11-Phase non-Devanagari Indic shaping batch complete after this phase: Phases 8f.0 (infrastructure) and 8f.1–8f.10 (10 registered scripts — Brahmic SIA family + 2 South-East Asian scripts). Future shaping work may add Myanmar Extended-B / Extended-C, Tibetan, Lao / Thai SE Asian scripts, or other Unicode §12-§16 ranges in later Phase 8g+.

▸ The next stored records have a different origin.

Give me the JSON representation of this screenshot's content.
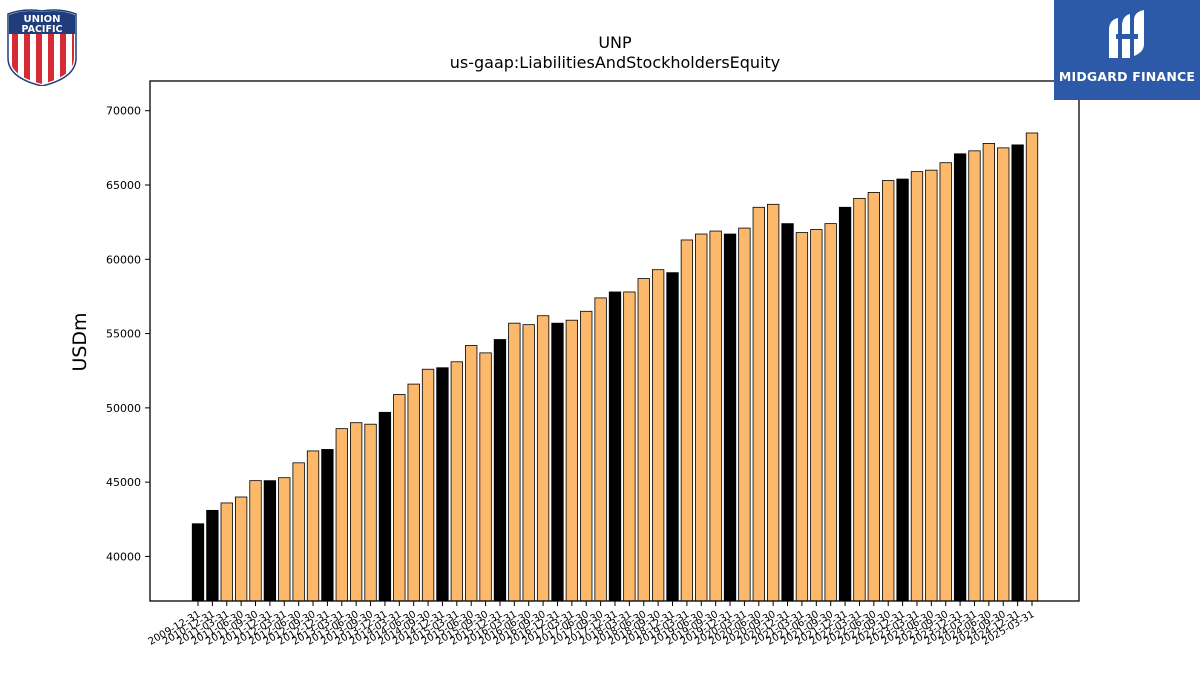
{
  "header": {
    "ticker": "UNP",
    "metric": "us-gaap:LiabilitiesAndStockholdersEquity"
  },
  "logos": {
    "left": {
      "name": "union-pacific-logo",
      "text_top": "UNION",
      "text_bottom": "PACIFIC"
    },
    "right": {
      "name": "midgard-finance-logo",
      "text": "MIDGARD FINANCE",
      "background": "#2d5aa8"
    }
  },
  "chart_data": {
    "type": "bar",
    "title": "UNP",
    "subtitle": "us-gaap:LiabilitiesAndStockholdersEquity",
    "xlabel": "",
    "ylabel": "USDm",
    "ylim": [
      37000,
      72000
    ],
    "yticks": [
      40000,
      45000,
      50000,
      55000,
      60000,
      65000,
      70000
    ],
    "colors": {
      "fiscal_year_end": "#000000",
      "quarter": "#fdb96b",
      "edge": "#000000"
    },
    "categories": [
      "2009-12-31",
      "2010-12-31",
      "2011-03-31",
      "2011-06-30",
      "2011-09-30",
      "2011-12-31",
      "2012-03-31",
      "2012-06-30",
      "2012-09-30",
      "2012-12-31",
      "2013-03-31",
      "2013-06-30",
      "2013-09-30",
      "2013-12-31",
      "2014-03-31",
      "2014-06-30",
      "2014-09-30",
      "2014-12-31",
      "2015-03-31",
      "2015-06-30",
      "2015-09-30",
      "2015-12-31",
      "2016-03-31",
      "2016-06-30",
      "2016-09-30",
      "2016-12-31",
      "2017-03-31",
      "2017-06-30",
      "2017-09-30",
      "2017-12-31",
      "2018-03-31",
      "2018-06-30",
      "2018-09-30",
      "2018-12-31",
      "2019-03-31",
      "2019-06-30",
      "2019-09-30",
      "2019-12-31",
      "2020-03-31",
      "2020-06-30",
      "2020-09-30",
      "2020-12-31",
      "2021-03-31",
      "2021-06-30",
      "2021-09-30",
      "2021-12-31",
      "2022-03-31",
      "2022-06-30",
      "2022-09-30",
      "2022-12-31",
      "2023-03-31",
      "2023-06-30",
      "2023-09-30",
      "2023-12-31",
      "2024-03-31",
      "2024-06-30",
      "2024-09-30",
      "2024-12-31",
      "2025-03-31"
    ],
    "values": [
      42200,
      43100,
      43600,
      44000,
      45100,
      45100,
      45300,
      46300,
      47100,
      47200,
      48600,
      49000,
      48900,
      49700,
      50900,
      51600,
      52600,
      52700,
      53100,
      54200,
      53700,
      54600,
      55700,
      55600,
      56200,
      55700,
      55900,
      56500,
      57400,
      57800,
      57800,
      58700,
      59300,
      59100,
      61300,
      61700,
      61900,
      61700,
      62100,
      63500,
      63700,
      62400,
      61800,
      62000,
      62400,
      63500,
      64100,
      64500,
      65300,
      65400,
      65900,
      66000,
      66500,
      67100,
      67300,
      67800,
      67500,
      67700,
      68500
    ],
    "fiscal_year_end": [
      true,
      true,
      false,
      false,
      false,
      true,
      false,
      false,
      false,
      true,
      false,
      false,
      false,
      true,
      false,
      false,
      false,
      true,
      false,
      false,
      false,
      true,
      false,
      false,
      false,
      true,
      false,
      false,
      false,
      true,
      false,
      false,
      false,
      true,
      false,
      false,
      false,
      true,
      false,
      false,
      false,
      true,
      false,
      false,
      false,
      true,
      false,
      false,
      false,
      true,
      false,
      false,
      false,
      true,
      false,
      false,
      false,
      true,
      false
    ],
    "grid": false,
    "legend": "none"
  }
}
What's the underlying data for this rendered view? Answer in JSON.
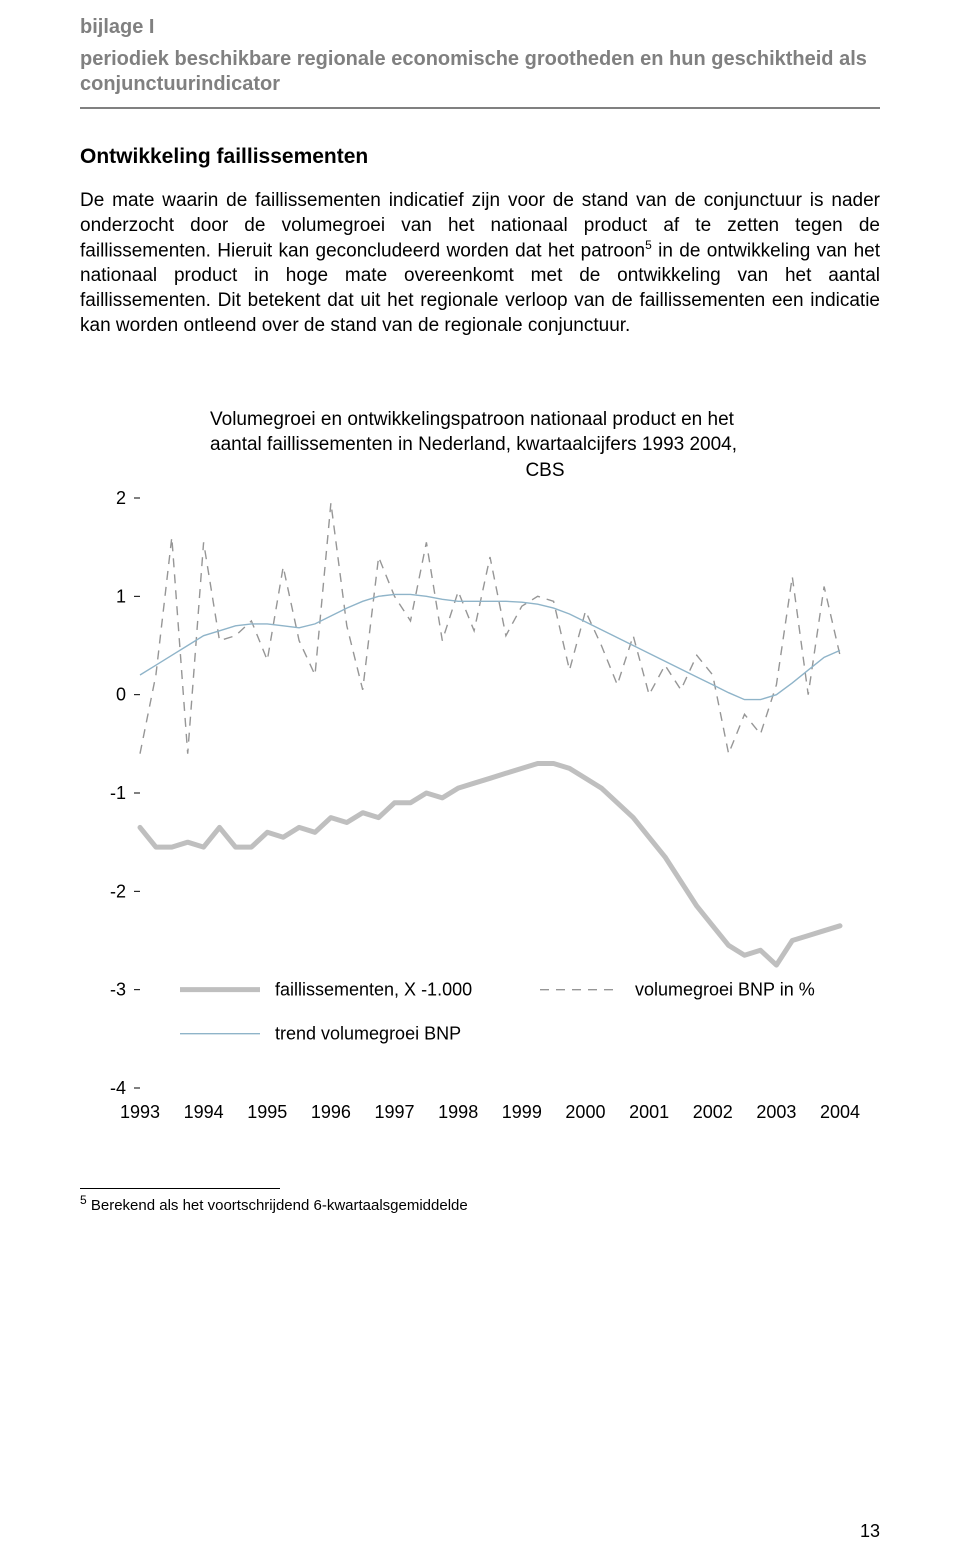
{
  "header": {
    "appendix_label": "bijlage I",
    "appendix_subtitle": "periodiek beschikbare regionale economische grootheden en hun geschiktheid als conjunctuurindicator"
  },
  "section": {
    "heading": "Ontwikkeling faillissementen",
    "paragraph_pre_sup": "De mate waarin de faillissementen indicatief zijn voor de stand van de conjunctuur is nader onderzocht door de volumegroei van het nationaal product af te zetten tegen de faillissementen. Hieruit kan geconcludeerd worden dat het patroon",
    "sup": "5",
    "paragraph_post_sup": " in de ontwikkeling van het nationaal product in hoge mate overeenkomt met de ontwikkeling van het aantal faillissementen. Dit betekent dat uit het regionale verloop van de faillissementen een indicatie kan worden ontleend over de stand van de regionale conjunctuur."
  },
  "chart": {
    "title_line1": "Volumegroei en ontwikkelingspatroon  nationaal product en het",
    "title_line2": "aantal faillissementen in Nederland, kwartaalcijfers 1993 2004,",
    "title_line3": "CBS",
    "y_ticks": [
      "2",
      "1",
      "0",
      "-1",
      "-2",
      "-3",
      "-4"
    ],
    "y_min": -4,
    "y_max": 2,
    "x_labels": [
      "1993",
      "1994",
      "1995",
      "1996",
      "1997",
      "1998",
      "1999",
      "2000",
      "2001",
      "2002",
      "2003",
      "2004"
    ],
    "x_min": 0,
    "x_max": 44,
    "legend": {
      "faill": "faillissementen, X -1.000",
      "vol": "volumegroei BNP in %",
      "trend": "trend volumegroei BNP"
    },
    "colors": {
      "faill": "#bfbfbf",
      "vol": "#969696",
      "trend": "#8fb4c9",
      "tick_text": "#000000",
      "bg": "#ffffff"
    },
    "line_widths": {
      "faill": 5,
      "vol": 1.4,
      "trend": 1.4
    },
    "series_faill": [
      -1.35,
      -1.55,
      -1.55,
      -1.5,
      -1.55,
      -1.35,
      -1.55,
      -1.55,
      -1.4,
      -1.45,
      -1.35,
      -1.4,
      -1.25,
      -1.3,
      -1.2,
      -1.25,
      -1.1,
      -1.1,
      -1.0,
      -1.05,
      -0.95,
      -0.9,
      -0.85,
      -0.8,
      -0.75,
      -0.7,
      -0.7,
      -0.75,
      -0.85,
      -0.95,
      -1.1,
      -1.25,
      -1.45,
      -1.65,
      -1.9,
      -2.15,
      -2.35,
      -2.55,
      -2.65,
      -2.6,
      -2.75,
      -2.5,
      -2.45,
      -2.4,
      -2.35
    ],
    "series_vol": [
      -0.6,
      0.2,
      1.6,
      -0.6,
      1.55,
      0.55,
      0.6,
      0.75,
      0.35,
      1.3,
      0.55,
      0.2,
      1.95,
      0.7,
      0.05,
      1.4,
      1.0,
      0.75,
      1.55,
      0.55,
      1.05,
      0.65,
      1.4,
      0.6,
      0.9,
      1.0,
      0.95,
      0.25,
      0.85,
      0.5,
      0.1,
      0.6,
      0.0,
      0.3,
      0.05,
      0.4,
      0.2,
      -0.6,
      -0.2,
      -0.4,
      0.1,
      1.2,
      0.0,
      1.1,
      0.4
    ],
    "series_trend": [
      0.2,
      0.3,
      0.4,
      0.5,
      0.6,
      0.65,
      0.7,
      0.72,
      0.72,
      0.7,
      0.68,
      0.72,
      0.8,
      0.88,
      0.95,
      1.0,
      1.02,
      1.02,
      1.0,
      0.97,
      0.95,
      0.95,
      0.95,
      0.95,
      0.94,
      0.92,
      0.88,
      0.82,
      0.74,
      0.66,
      0.58,
      0.5,
      0.42,
      0.34,
      0.26,
      0.18,
      0.1,
      0.02,
      -0.05,
      -0.05,
      0.0,
      0.12,
      0.25,
      0.38,
      0.45
    ]
  },
  "footnote": {
    "num": "5",
    "text": " Berekend als het voortschrijdend 6-kwartaalsgemiddelde"
  },
  "page_number": "13"
}
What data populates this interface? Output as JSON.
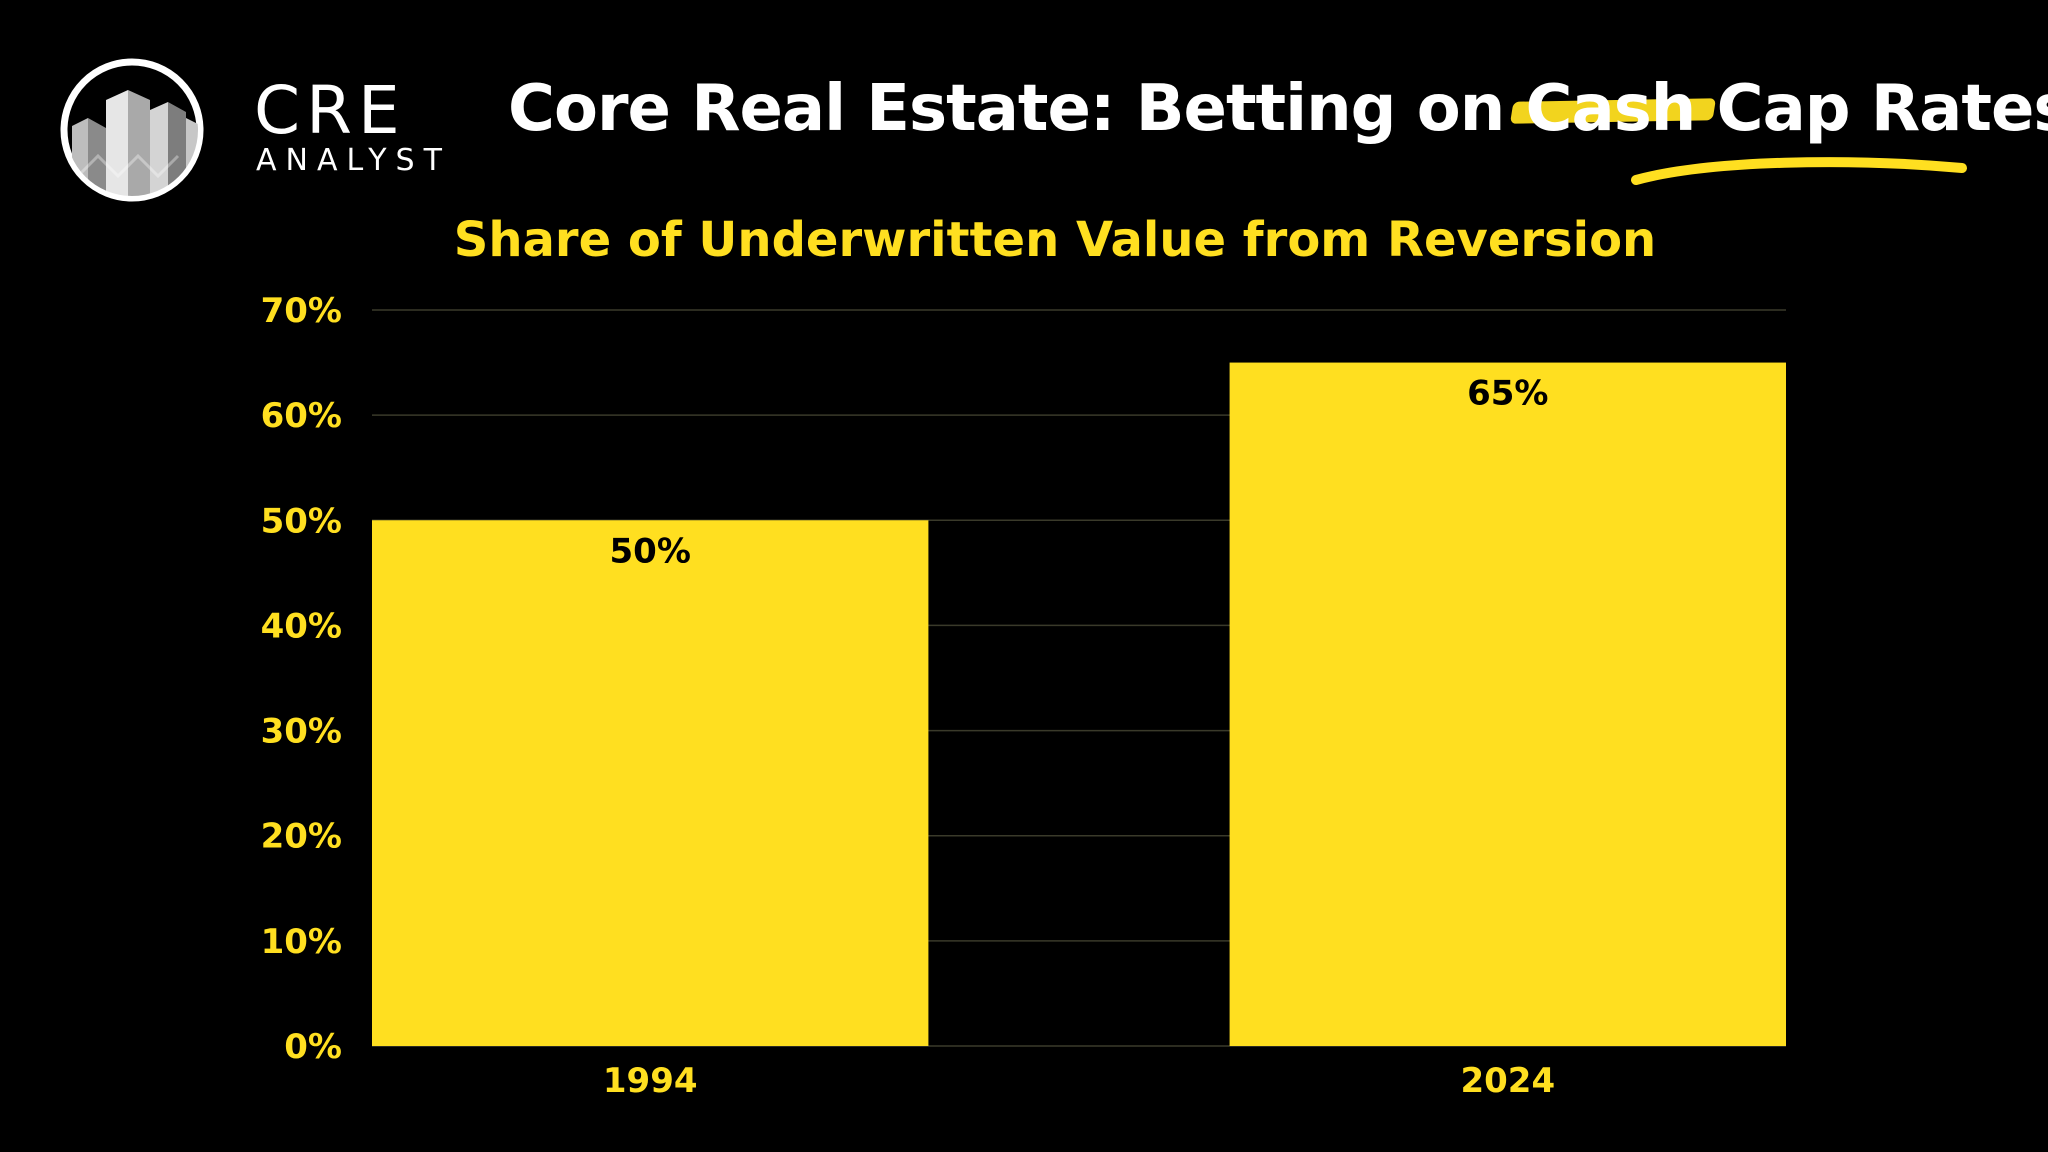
{
  "brand": {
    "name": "CRE",
    "subname": "ANALYST"
  },
  "headline": {
    "prefix": "Core Real Estate: Betting on ",
    "struck_word": "Cash",
    "suffix": " Cap Rates?"
  },
  "colors": {
    "background": "#000000",
    "accent": "#ffdf20",
    "text": "#ffffff"
  },
  "chart_data": {
    "type": "bar",
    "title": "Share of Underwritten Value from Reversion",
    "categories": [
      "1994",
      "2024"
    ],
    "values": [
      50,
      65
    ],
    "data_labels": [
      "50%",
      "65%"
    ],
    "ylim": [
      0,
      70
    ],
    "yticks": [
      0,
      10,
      20,
      30,
      40,
      50,
      60,
      70
    ],
    "ytick_labels": [
      "0%",
      "10%",
      "20%",
      "30%",
      "40%",
      "50%",
      "60%",
      "70%"
    ],
    "xlabel": "",
    "ylabel": "",
    "grid": true,
    "bar_color": "#ffdf20"
  }
}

Producer-side automatic application

When sfIndicShaping is included in FShapingFeatures, ApplyIndicReorder is invoked automatically inside the three BuildUnicode*FieldContent helpers used for AcroForm appearance stream generation. Callers that bypass BuildUnicode* can call ApplyIndicReorder directly before feeding text into the cmap + GSUB pipeline (via SetGSUBScript('deva'), etc.).

Example

var
  Wide: UnicodeString;
begin
  Wide:= Doc.ApplyIndicReorder('Hello '+ #$0915#$093F+ ' world.');
  // Result: 'Hello ' + I-matra + KA + ' world.'
  // (Latin segments unchanged; Devanagari segment reordered.)
end;

See also

Standards

  • Unicode 16.0 chapters 12 (South Asian) and 16 (Southeast Asian)
  • ISO 32000-1 §9.10 (extraction of text content)
  • OpenType per-script shaping specs (Devanagari and siblings)

Version history

  • v2.119.69 — Introduced in Phase 8f.0. Ships with Devanagari registered (R1 + R2 only, inherited from Phase 8e).
  • v2.119.70 — Devanagari upgraded to complete shaper (R1-R5 + conjunct preservation) in Phase 8f.1.
  • v2.119.71 — Bengali registered as second Indic script (Phase 8f.2).
  • v2.119.72 — Gujarati registered as third Indic script (Phase 8f.3).
  • v2.119.73 — Tamil registered as fourth Indic script (Phase 8f.4).
  • v2.119.74 — Telugu registered as fifth Indic script (Phase 8f.5).
  • v2.119.75 — Kannada registered as sixth Indic script (Phase 8f.6). First script to demonstrate a three-part split-matra decomposition.
  • v2.119.76 — Malayalam registered as seventh Indic script (Phase 8f.7). Adds chillu consonants (U+0D54-U+0D56, U+0D7A-U+0D7F) and DOT REPH (U+0D4E) as Malayalam-specific consonant categories; I-matra post-base shared with Tamil.
  • v2.119.77 — Sinhala registered as eighth Indic script (Phase 8f.8). Three pre-base matras (E/EE/AI) — most among Phase 8f scripts. U+0DDD OO is a three-part split (pre + post + post). Completes the Brahmic SIA (South Indic Aryan) family.
  • v2.120.9 — Khmer registered as ninth Indic script (Phase 8f.9). First South-East Asian script; independent syllable FSM with COENG (U+17D2) subscript handling that stays in-cluster (no Repha, no Brahmic R1-R5). Six pre-base vowels rotate to syllable start; register shifters and other signs route to above-base; Bindu and Visarga get dedicated above / post routing. Per Unicode 16.0 §16.4 and OpenType Khmer shaping spec.
  • v2.120.10 — Myanmar registered as tenth and final Indic script (Phase 8f.10). Two IndicScripts entries cover Myanmar core block (U+1000U+109F) and Extended-A (U+AA60U+AA7F). Most complex syllable structure in the batch: Kinzi 3-CP prefix detection (R8), pre-base E vowel rotation (R10), fixed Y → R → W → H medial sorting (R9), ASAT / VIRAMA stacked-consonant handling, DOT BELOW / tone mark routing. 8-slot buffer model. Completes the 11-Phase non-Devanagari Indic shaping batch (Phases 8f.0–8f.10): infrastructure + 10 registered Indic scripts covering the Brahmic SIA family plus 2 South-East Asian scripts. Per Unicode 16.0 §16.3 and OpenType Myanmar shaping spec.